US Threatens to Decertify Colombia as Drug-War Partner Latin American Herald Tribune September 14, 2017
WASHINGTON – US President Donald Trump said he was not ruling out decertifying Colombia as a drug-war partner due to the recent sharp rise in coca production in the Andean nation.
Trump, in a memorandum to US Secretary of State Rex Tillerson, identified 22 countries – most of them in the Latin American and Caribbean region – as “Major Illicit Drug Producing and Major Drug-Transit Countries.”
That list of countries, which does not necessarily reflect the counter-narcotics efforts of their governments or their level of cooperation with the US on illegal drug control, comprises Afghanistan, the Bahamas, Belize, Bolivia, Burma, Colombia, Costa Rica, Dominican Republic, Ecuador, El Salvador, Guatemala, Haiti, Honduras, India, Jamaica, Laos, Mexico, Nicaragua, Pakistan, Panama, Peru and Venezuela.
Bolivia and Venezuela were designated as countries that had “failed demonstrably” during the previous 12 months to adhere to their obligations under international counter-narcotics agreements.
But the novelty of this year’s memorandum was the decision to threaten Colombia, Washington’s closest ally both in the Latin American region and in the fight against drug trafficking, with decertification.
The US “seriously considered designating Colombia as a country that has failed demonstrably to adhere to its obligations under international counter-narcotics agreements,” the presidential memorandum stated, citing the “extraordinary growth of coca cultivation and cocaine production over the past 3 years, including record cultivation during the last 12 months.”
The White House’s Office of National Drug Control Policy estimated in March that Colombian cocaine cultivation rose from 159,000 hectares (613 sq. miles) in 2015 to 188,000 hectares in 2016, adding that that latter figure was a record high.
“Ultimately, Colombia is not designated because the Colombian National Police and armed forces are close law enforcement and security partners of the United States in the Western Hemisphere,” Wednesday’s memo said, adding that Bogota had restarted some coca-eradication efforts that had been significantly cut back beginning in 2013, coinciding with the start of peace talks with leftist guerrillas.
Decertification, however, remains an option, the memo said.
But Colombia on Thursday defended its anti-narcotics efforts and said the US rebuke was unwarranted.
“Colombia is without a doubt the country that has most combated (illegal) drugs and that has had the most success on that front.

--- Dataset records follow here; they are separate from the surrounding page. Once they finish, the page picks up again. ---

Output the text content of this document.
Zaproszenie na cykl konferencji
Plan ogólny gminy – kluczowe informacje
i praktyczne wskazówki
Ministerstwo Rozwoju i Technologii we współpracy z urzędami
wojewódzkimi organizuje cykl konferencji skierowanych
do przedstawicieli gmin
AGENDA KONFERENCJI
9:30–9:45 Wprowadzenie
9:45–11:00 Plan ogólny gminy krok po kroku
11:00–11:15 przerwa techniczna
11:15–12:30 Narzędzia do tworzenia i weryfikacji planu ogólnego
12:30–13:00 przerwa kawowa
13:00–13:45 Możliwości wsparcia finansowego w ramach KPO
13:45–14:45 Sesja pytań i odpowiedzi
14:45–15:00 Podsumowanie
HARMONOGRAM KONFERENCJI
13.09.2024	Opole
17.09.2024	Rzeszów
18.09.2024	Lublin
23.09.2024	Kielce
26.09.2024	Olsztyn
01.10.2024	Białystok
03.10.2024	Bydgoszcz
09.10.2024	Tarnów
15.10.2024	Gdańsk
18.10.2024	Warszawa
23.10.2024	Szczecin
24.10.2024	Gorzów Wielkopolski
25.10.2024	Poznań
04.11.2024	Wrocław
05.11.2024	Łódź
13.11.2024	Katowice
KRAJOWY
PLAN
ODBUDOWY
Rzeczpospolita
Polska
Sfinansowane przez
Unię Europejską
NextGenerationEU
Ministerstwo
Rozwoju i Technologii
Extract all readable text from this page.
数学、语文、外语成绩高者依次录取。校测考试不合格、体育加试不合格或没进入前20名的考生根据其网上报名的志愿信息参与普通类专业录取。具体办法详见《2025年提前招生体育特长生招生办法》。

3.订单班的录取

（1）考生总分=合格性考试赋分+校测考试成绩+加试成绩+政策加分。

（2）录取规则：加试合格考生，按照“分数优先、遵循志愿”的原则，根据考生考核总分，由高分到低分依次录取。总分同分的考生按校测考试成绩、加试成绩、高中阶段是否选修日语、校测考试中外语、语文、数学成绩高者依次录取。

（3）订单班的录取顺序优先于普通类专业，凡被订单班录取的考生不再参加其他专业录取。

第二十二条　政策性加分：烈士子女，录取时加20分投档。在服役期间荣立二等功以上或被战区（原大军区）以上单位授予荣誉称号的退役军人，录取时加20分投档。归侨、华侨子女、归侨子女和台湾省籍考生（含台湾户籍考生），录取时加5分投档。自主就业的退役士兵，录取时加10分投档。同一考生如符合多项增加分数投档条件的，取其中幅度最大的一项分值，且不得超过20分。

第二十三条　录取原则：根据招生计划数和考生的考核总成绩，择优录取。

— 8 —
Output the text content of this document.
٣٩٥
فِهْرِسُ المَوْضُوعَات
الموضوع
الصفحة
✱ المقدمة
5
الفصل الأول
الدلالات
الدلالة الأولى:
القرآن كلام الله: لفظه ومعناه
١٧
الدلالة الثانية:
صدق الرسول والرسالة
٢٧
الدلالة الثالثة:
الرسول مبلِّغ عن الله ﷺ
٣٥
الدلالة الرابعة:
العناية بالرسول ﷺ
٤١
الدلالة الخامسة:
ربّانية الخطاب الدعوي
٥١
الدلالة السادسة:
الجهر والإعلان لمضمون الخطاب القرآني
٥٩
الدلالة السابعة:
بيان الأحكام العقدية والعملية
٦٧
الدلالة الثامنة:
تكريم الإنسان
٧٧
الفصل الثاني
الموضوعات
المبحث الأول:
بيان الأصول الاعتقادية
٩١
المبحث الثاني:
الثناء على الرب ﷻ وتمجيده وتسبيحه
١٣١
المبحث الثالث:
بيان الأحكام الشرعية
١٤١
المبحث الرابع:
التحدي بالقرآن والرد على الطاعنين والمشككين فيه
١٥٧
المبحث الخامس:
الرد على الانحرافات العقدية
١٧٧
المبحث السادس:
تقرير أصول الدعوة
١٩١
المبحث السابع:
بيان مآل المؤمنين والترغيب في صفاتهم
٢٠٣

No one needs to threaten us to confront this challenge,” President Juan Manuel Santos’ administration said in a statement, adding that the Andean nation had shown its commitment to tackling the drug problem over a period of more than 30 years and paid a very high cost in human lives.
“Colombia once again reiterates that commitment and underscores its willingness to continue cooperating with the consumer countries to defeat this scourge,” it added.